Who's Waldo?

Linking People Across Text and Images

Claire Yuqing Cui * Apoorv Khandelwal * Yoav Artzi Noah Snavely Hadar Averbuch-Elor

Oral Presentation @ ICCV 2021
* Equal Contribution

Sam Schulz passes to Curtly Hampton during the UWS Giants vs Eastlake NEAFL match at the Robertson Oval on 1 August 2015.

Justyna Kowalczyk, Kikkan Randall and Ingvild Flugstad Østberg at the Royal Palace Sprint, part of the FIS World Cup 2012/2013, in Stockholm on March 20, 2013. Kikkan Randall won the sprint cup.

You may not recognize them, but can you identify the people in these captions?
(Hover over images to see answers!)

Above we show two image–caption pairs capturing interactions between people.

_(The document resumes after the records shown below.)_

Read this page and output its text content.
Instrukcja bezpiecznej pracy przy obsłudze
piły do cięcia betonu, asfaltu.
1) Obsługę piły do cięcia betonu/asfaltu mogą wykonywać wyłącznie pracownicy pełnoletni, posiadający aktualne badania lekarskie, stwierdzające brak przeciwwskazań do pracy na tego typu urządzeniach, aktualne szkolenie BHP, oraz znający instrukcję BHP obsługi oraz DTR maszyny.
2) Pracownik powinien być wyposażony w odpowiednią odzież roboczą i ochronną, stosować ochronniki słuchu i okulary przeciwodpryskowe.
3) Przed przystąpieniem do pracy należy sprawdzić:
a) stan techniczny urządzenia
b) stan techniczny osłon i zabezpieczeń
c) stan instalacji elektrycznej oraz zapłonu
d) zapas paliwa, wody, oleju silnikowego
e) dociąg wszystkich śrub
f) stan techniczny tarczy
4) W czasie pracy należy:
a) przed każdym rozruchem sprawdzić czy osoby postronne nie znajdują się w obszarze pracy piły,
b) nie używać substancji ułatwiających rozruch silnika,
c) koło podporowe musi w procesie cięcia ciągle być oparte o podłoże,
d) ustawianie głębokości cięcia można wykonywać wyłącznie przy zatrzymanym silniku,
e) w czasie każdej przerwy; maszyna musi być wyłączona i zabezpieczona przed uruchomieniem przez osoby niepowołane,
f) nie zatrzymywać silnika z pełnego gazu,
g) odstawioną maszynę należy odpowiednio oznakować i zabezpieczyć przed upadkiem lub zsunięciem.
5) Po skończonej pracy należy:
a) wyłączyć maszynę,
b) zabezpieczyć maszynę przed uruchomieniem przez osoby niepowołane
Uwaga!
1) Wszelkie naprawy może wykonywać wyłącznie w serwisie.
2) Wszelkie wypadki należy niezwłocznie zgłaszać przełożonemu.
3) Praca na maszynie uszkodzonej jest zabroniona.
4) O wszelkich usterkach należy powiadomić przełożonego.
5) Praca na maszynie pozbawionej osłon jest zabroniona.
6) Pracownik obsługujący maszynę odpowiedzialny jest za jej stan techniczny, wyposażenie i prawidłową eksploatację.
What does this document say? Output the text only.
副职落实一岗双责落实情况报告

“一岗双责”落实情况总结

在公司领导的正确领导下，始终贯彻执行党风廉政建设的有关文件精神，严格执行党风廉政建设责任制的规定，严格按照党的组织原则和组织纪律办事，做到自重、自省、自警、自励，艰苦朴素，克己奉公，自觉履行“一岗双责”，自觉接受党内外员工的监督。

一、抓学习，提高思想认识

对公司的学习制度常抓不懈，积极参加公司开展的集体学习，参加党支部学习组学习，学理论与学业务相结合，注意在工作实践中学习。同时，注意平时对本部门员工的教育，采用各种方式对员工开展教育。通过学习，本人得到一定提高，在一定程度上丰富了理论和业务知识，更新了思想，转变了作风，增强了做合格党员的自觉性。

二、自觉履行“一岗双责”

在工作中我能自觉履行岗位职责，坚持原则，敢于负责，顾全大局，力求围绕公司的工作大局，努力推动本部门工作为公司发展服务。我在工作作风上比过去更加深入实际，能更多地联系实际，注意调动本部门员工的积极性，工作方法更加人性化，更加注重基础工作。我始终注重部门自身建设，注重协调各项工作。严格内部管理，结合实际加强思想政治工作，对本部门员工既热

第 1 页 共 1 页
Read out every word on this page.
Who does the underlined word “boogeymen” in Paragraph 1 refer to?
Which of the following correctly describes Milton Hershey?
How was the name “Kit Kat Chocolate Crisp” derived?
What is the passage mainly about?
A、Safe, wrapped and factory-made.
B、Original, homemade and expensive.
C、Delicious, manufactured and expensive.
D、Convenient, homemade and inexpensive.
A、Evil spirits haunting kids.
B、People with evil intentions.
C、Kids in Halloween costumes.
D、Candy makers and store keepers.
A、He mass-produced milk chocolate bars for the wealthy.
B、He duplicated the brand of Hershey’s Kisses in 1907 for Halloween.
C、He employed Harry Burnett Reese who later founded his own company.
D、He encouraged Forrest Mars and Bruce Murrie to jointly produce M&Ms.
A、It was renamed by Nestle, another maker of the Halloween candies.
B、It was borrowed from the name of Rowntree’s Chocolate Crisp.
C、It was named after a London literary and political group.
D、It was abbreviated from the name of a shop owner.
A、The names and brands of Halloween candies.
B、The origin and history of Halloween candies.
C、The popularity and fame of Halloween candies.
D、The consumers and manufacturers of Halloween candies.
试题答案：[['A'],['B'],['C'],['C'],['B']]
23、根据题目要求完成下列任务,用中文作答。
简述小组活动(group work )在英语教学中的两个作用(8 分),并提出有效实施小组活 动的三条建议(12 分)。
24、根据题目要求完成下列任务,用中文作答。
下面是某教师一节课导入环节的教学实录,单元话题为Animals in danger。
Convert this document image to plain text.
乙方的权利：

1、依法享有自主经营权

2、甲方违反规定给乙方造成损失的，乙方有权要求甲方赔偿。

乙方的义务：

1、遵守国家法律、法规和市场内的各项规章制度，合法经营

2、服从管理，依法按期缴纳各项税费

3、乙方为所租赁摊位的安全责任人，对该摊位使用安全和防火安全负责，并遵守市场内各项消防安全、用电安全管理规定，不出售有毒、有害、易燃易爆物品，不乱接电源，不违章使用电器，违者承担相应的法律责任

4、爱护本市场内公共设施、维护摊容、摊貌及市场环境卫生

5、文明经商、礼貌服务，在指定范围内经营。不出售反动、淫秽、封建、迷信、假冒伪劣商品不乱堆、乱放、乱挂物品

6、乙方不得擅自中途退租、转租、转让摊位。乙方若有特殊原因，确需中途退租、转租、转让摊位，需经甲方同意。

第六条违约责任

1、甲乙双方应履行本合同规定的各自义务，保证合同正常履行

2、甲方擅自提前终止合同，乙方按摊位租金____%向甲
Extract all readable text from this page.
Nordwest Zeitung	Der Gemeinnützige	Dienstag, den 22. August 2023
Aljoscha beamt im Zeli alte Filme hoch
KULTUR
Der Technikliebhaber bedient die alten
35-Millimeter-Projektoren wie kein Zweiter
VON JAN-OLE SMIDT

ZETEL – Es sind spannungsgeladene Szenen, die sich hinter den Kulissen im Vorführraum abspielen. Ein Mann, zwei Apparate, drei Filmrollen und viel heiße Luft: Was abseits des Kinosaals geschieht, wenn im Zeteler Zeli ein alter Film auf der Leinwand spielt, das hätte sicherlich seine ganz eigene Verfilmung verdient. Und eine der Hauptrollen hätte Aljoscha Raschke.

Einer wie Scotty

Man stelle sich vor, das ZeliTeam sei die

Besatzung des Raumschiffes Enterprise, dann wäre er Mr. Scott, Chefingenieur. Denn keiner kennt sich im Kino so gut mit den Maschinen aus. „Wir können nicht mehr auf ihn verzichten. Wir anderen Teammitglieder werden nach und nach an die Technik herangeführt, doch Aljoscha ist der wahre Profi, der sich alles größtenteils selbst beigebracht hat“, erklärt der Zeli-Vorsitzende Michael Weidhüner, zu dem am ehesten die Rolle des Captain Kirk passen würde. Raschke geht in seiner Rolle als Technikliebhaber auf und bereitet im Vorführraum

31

Possible cues revealing the correspondence between names in the captions and people in the images include:

(i) the action between two people ("Sam passes to Curtly"),
(ii) "Kikkan Randall won the sprint cup", so she is the one holding the trophy, and
(iii) there happens to be a left-to-right ordering of people in the right-hand example—this happens frequently in real-life images and captions.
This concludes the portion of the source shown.